Acerca dos Polacos, relata Longino, Cónego de Cracóvia, e a partir dele Barónio, tomo XI, no ano de Cristo 1022, que quando alguns dos seus nobres, por causa do oneroso pagamento dos dízimos, pensavam em recuar do Cristianismo e voltar ao paganismo, e portanto em não pagar dízimos, não frequentar as igrejas, mas expulsar os sacerdotes das igrejas, Boleslau, o piedoso rei, prendeu os autores do crime e puniu-os, uns com a morte, outros com açoites.
Acerca dos Italianos, João Molano, no dia 26 de Novembro, relata a partir de Crâncio, Usuardo e outros que São Belino, Bispo de Pádua, quando obrigava um certo homem rico chamado Tomás Capivácio a pagar os dízimos, foi morto por ele no caminho; e quando depois da morte se tornou famoso por muitos milagres, foi inscrito por Eugénio IV no catálogo dos Mártires; mas o homicida foi punido por Deus, reduzido à extrema miséria e abandonado por todos, e acabou a vida miseravelmente na prisão: e os seus descendentes nunca puderam entrar na igreja dedicada a Deus em honra de São Belino; de facto, pouco depois extinguiram-se completamente.

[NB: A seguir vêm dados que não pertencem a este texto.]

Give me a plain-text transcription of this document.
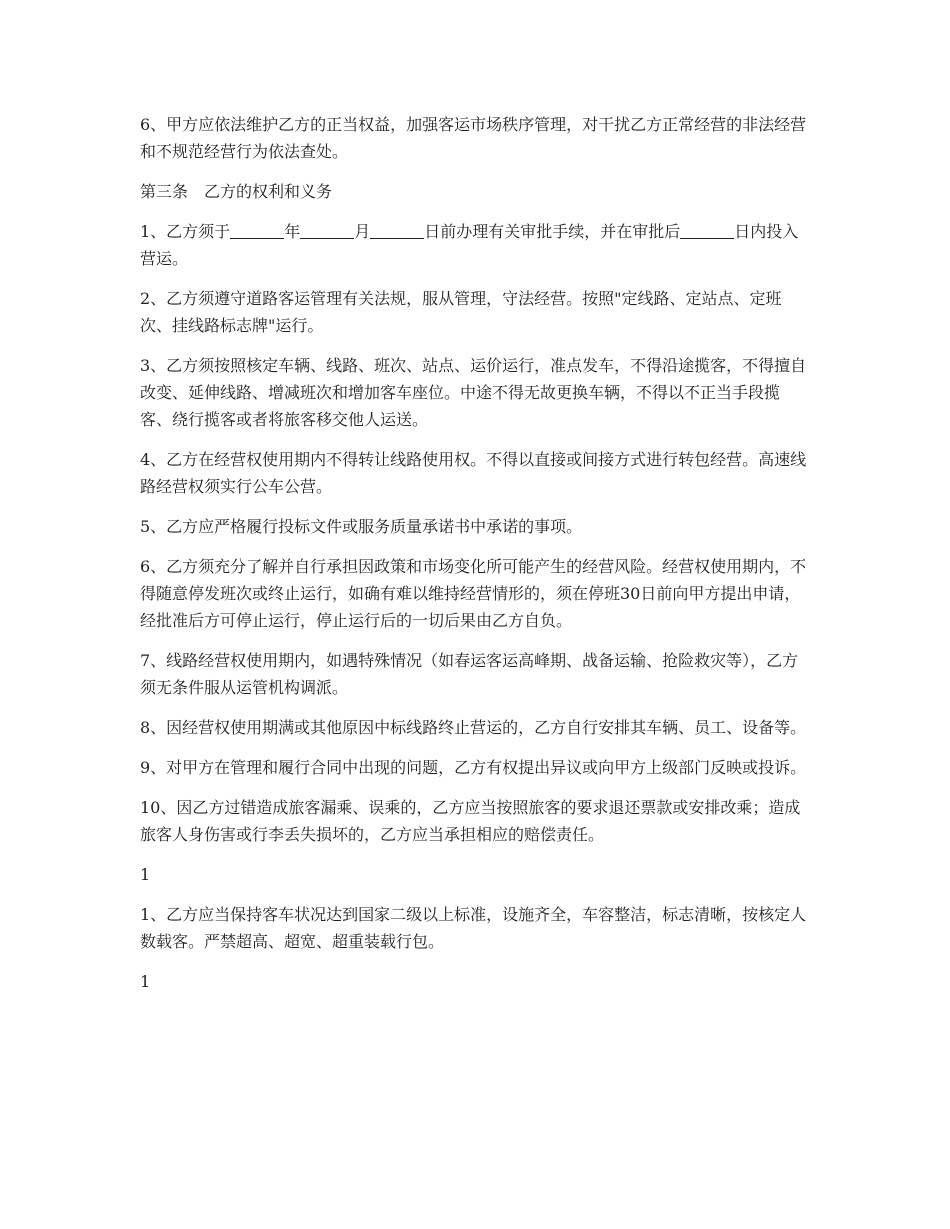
6、甲方应依法维护乙方的正当权益，加强客运市场秩序管理，对干扰乙方正常经营的非法经营和不规范经营行为依法查处。

第三条 乙方的权利和义务

1、乙方须于	年	月	日前办理有关审批手续，并在审批后	日内投入营运。

2、乙方须遵守道路客运管理有关法规，服从管理，守法经营。按照"定线路、定站点、定班次、挂线路标志牌"运行。

3、乙方须按照核定车辆、线路、班次、站点、运价运行，准点发车，不得沿途揽客，不得擅自改变、延伸线路、增减班次和增加客车座位。中途不得无故更换车辆，不得以不正当手段揽客、绕行揽客或者将旅客移交他人运送。

4、乙方在经营权使用期内不得转让线路使用权。不得以直接或间接方式进行转包经营。高速线路经营权须实行公车公营。

5、乙方应严格履行投标文件或服务质量承诺书中承诺的事项。

6、乙方须充分了解并自行承担因政策和市场变化所可能产生的经营风险。经营权使用期内，不得随意停发班次或终止运行，如确有难以维持经营情形的，须在停班30日前向甲方提出申请，经批准后方可停止运行，停止运行后的一切后果由乙方自负。

7、线路经营权使用期内，如遇特殊情况（如春运客运高峰期、战备运输、抢险救灾等），乙方须无条件服从运管机构调派。

8、因经营权使用期满或其他原因中标线路终止营运的，乙方自行安排其车辆、员工、设备等。

9、对甲方在管理和履行合同中出现的问题，乙方有权提出异议或向甲方上级部门反映或投诉。

10、因乙方过错造成旅客漏乘、误乘的，乙方应当按照旅客的要求退还票款或安排改乘；造成旅客人身伤害或行李丢失损坏的，乙方应当承担相应的赔偿责任。

1

1、乙方应当保持客车状况达到国家二级以上标准，设施齐全，车容整洁，标志清晰，按核定人数载客。严禁超高、超宽、超重装载行包。

1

Acerca dos Escoceses, escreve Heitor Boécio, livro XIII, e João Magno, livro IV Sobre os Feitos dos Escoceses, capítulo X, que o povo de Caithness queimou o seu Bispo Adão na sua própria cozinha — Adão que exigia os dízimos segundo o costume e os compelia por anátema; ouvindo isto, Alexandre, Rei da Escócia, reuniu as suas forças, prendeu os autores do crime e mandou executar mais de quatrocentos com o castigo extremo; e privou o Conde de Caithness do seu condado, porque não acudira a Adão quando este invocara a sua ajuda. Mas Deus puniu-o mais severamente; pois os seus servos, porque ele os tratara mais asperamente do que era justo, assassinaram-no de noite ao fim de poucos anos, colocaram-no num leito (para que o crime permanecesse oculto) e atearam fogo à casa e cremaram-no. Pereceu, portanto, pelo mesmo género de castigo com que os seus tinham tratado o Bispo Adão.
Acerca dos Saxões, ouvi Lambert de Schafnaburgo no ano de Cristo 1059. O Bispo Burcardo de Halberstadt reclamava para si os dízimos da Saxónia que pertenciam ao mosteiro de Hersfeld, em razão da sua jurisdição episcopal. Meginher, o Abade daquele mosteiro, mandou informar o Bispo por Frederico Palatino de que, visto que por nenhum direito podia ser induzido a restituir o que roubara, estava próximo o tempo em que esta causa teria de ser julgada diante de Deus. O Abade morreu pouco depois. E quando o Bispo convocara um Sínodo sobre esta matéria, caiu do cavalo no caminho e foi levado para casa: onde pediu tanto à sua criadagem como aos Bispos que o visitavam que restituíssem sem demora aqueles dízimos ao mosteiro, pois já estava pagando as penas da sua injustiça.
Acerca do povo do Nórico punido pela fome por dízimos não pagos, falarei em Deuteronómio xiv, no fim.